Wes Mobray’s house certainly did nothing to discourage rumors of his supernatural being. It was a two-story Craftsman cottage, like the one he and Gus were renting. But unlike theirs, which was painted in cheery white and blue, it wore a peeling coat of brown, and every window but two—one that must have been Gus’ basement ingress, and one small upstairs window—was covered from the inside with brown paper.
The whole thing gave the house the look of a crumpled paper bag. A crumpled gothic paper bag.
Adam felt a momentary pang of pity for Wes Mobray. Maligned and gossiped about by neighbors, living in this depressing paper bag of a house... But then he remembered what had brought him over here and he steeled himself to ring the doorbell.
It took ages, but after several more rings and some angry knocking, the door creaked open and Wes Mobray peered out, looking very confused.
“You!” Adam accused with a practiced pointer finger to Wes’ face. “Put a tarantula in my daughter’s face?!”
“She broke into my house,” he said simply.
“I don’t care.

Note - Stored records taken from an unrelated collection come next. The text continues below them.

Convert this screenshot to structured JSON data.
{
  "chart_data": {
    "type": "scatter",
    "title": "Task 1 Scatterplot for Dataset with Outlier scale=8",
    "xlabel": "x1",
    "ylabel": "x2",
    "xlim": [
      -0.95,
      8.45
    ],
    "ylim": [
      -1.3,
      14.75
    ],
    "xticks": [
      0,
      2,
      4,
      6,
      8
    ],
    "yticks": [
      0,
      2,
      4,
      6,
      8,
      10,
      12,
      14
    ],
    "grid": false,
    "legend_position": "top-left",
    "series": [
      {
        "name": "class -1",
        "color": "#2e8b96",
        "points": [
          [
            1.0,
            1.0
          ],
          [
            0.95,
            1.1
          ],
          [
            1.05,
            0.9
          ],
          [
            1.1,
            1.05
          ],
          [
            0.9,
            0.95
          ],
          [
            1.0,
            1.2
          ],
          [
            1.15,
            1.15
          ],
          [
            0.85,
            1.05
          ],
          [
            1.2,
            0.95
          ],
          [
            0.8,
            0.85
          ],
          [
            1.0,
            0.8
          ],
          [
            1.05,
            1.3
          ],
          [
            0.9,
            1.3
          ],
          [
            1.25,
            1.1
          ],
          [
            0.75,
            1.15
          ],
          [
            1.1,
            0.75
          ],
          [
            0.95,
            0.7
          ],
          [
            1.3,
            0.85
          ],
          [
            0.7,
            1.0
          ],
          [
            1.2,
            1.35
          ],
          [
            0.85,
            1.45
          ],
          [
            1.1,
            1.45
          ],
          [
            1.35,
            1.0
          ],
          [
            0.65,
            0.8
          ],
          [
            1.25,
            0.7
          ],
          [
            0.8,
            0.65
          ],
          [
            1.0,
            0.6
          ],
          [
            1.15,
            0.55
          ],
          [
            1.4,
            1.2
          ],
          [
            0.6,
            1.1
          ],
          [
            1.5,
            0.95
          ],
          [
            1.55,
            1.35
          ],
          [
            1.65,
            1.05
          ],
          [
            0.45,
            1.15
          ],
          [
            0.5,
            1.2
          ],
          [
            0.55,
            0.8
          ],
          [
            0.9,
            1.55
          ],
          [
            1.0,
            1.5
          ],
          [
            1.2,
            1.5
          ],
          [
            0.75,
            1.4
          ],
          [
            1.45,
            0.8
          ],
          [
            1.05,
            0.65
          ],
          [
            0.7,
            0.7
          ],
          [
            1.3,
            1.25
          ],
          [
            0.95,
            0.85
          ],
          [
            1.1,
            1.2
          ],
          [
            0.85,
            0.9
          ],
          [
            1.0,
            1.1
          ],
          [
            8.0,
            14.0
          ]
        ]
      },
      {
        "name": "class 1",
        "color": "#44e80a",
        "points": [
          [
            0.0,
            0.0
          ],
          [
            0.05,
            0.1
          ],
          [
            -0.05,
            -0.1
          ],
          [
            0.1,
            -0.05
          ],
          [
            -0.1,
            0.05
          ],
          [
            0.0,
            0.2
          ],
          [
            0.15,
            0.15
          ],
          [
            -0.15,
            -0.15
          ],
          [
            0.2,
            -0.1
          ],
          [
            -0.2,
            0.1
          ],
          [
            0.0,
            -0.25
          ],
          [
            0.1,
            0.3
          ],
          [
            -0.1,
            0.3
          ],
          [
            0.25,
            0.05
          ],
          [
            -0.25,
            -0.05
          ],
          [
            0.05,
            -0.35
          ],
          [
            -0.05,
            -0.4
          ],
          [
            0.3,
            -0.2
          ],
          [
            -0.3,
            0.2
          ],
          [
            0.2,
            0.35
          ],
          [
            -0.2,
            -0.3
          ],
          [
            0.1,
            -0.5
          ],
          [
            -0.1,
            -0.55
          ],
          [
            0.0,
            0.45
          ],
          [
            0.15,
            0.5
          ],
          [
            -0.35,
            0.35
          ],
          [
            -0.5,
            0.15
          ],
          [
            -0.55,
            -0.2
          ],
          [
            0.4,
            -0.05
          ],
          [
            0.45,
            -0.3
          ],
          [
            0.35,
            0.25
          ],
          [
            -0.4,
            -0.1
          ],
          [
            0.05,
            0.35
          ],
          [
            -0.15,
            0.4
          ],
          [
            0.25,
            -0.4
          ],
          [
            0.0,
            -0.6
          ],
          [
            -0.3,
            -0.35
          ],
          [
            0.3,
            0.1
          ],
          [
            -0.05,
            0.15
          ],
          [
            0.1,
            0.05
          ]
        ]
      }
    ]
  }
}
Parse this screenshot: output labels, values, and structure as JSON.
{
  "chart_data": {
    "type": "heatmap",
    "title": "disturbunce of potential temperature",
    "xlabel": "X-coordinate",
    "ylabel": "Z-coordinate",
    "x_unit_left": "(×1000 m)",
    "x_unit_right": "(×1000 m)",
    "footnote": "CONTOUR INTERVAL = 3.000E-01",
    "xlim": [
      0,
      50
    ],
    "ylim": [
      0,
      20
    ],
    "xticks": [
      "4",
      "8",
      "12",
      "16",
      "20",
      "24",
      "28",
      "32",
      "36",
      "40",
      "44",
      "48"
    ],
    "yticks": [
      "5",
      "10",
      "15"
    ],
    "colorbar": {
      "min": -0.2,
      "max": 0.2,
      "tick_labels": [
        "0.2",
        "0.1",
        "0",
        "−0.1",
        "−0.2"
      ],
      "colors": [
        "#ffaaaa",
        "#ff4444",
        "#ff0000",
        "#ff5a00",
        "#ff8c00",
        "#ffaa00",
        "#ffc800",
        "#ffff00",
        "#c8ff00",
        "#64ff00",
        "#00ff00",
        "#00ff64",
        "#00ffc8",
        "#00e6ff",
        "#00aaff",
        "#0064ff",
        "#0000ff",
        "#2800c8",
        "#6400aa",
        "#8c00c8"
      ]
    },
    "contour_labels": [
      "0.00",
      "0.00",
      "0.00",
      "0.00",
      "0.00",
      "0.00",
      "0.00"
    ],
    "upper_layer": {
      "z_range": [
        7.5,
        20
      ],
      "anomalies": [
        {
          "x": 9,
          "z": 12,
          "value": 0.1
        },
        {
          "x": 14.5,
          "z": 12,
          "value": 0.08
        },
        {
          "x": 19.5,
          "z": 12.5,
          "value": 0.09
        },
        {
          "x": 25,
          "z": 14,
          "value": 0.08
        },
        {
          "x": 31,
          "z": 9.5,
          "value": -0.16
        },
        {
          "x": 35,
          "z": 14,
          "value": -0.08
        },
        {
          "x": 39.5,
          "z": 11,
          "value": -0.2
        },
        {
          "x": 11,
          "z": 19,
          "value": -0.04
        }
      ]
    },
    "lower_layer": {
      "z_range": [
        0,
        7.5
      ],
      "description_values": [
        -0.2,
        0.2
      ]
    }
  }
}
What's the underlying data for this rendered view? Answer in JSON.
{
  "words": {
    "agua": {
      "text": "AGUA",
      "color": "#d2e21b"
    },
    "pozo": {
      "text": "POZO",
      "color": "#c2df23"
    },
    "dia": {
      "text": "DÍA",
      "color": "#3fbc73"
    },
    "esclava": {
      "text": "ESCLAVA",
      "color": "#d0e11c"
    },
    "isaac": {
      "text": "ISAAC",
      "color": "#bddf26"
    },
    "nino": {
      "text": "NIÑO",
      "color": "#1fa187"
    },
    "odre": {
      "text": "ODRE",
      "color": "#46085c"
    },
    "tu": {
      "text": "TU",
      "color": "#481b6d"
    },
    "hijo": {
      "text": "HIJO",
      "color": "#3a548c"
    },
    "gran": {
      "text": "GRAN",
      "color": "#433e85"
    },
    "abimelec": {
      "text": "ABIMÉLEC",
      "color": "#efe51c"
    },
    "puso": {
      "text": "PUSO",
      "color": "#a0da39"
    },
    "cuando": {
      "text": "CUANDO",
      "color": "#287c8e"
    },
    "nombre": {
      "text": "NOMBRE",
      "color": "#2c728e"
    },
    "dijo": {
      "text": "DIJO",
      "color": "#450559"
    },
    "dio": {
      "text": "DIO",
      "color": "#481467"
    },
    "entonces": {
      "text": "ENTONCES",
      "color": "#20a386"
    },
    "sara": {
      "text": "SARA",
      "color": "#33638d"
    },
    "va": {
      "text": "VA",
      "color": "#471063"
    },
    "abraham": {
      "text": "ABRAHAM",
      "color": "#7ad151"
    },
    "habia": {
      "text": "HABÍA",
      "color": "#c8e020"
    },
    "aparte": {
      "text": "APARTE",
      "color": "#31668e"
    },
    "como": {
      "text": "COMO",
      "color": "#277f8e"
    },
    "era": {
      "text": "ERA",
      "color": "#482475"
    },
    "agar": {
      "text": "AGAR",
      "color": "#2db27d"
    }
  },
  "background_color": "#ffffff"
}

You do not shove poisonous, terrifying—” Adam shuddered “—creepy spiders in children’s faces!”
“You’re scared of spiders.”
The man’s infuriatingly handsome face quirked with the hint of a smile. Adam felt parts of himself turn just the tiniest bit to stone. He squared his shoulders and drew himself up to his full (admittedly not terribly imposing) height.
He looked Westley Mobray dead in his rather beautiful eyes and said firmly and with utter conviction: “Yes. I am terrified of them.”
Chapter Two
Adam
Adam’s younger sibling, River, was a literal angel.
“You,” Adam told them, “are a literal angel.”
They rolled their eyes but looked pleased.
Adam had grown up in Garnet Run, but left for Boulder, Colorado as soon as he turned eighteen. He left partly to escape his parents and partly because Garnet Run felt small and isolated and conservative, and yeah, okay, partly because he met the new boy in town and followed him, thinking they’d be together forever, like in the swoony old Hollywood romances that his grandmother favored.
And they were together, for a while.
But when he and Mason divorced, there was no way Adam could stay in Boulder. No way he could take care of Gus by himself on a freelance photographer’s salary, and no way he could work a full-time job without childcare, which, of course, he couldn’t afford.
River was the main reason he’d decided to move back. They loved Gus and when Adam called them to tell them it was over with Mason, the first thing they said—even before Sorry—was I’m here to help.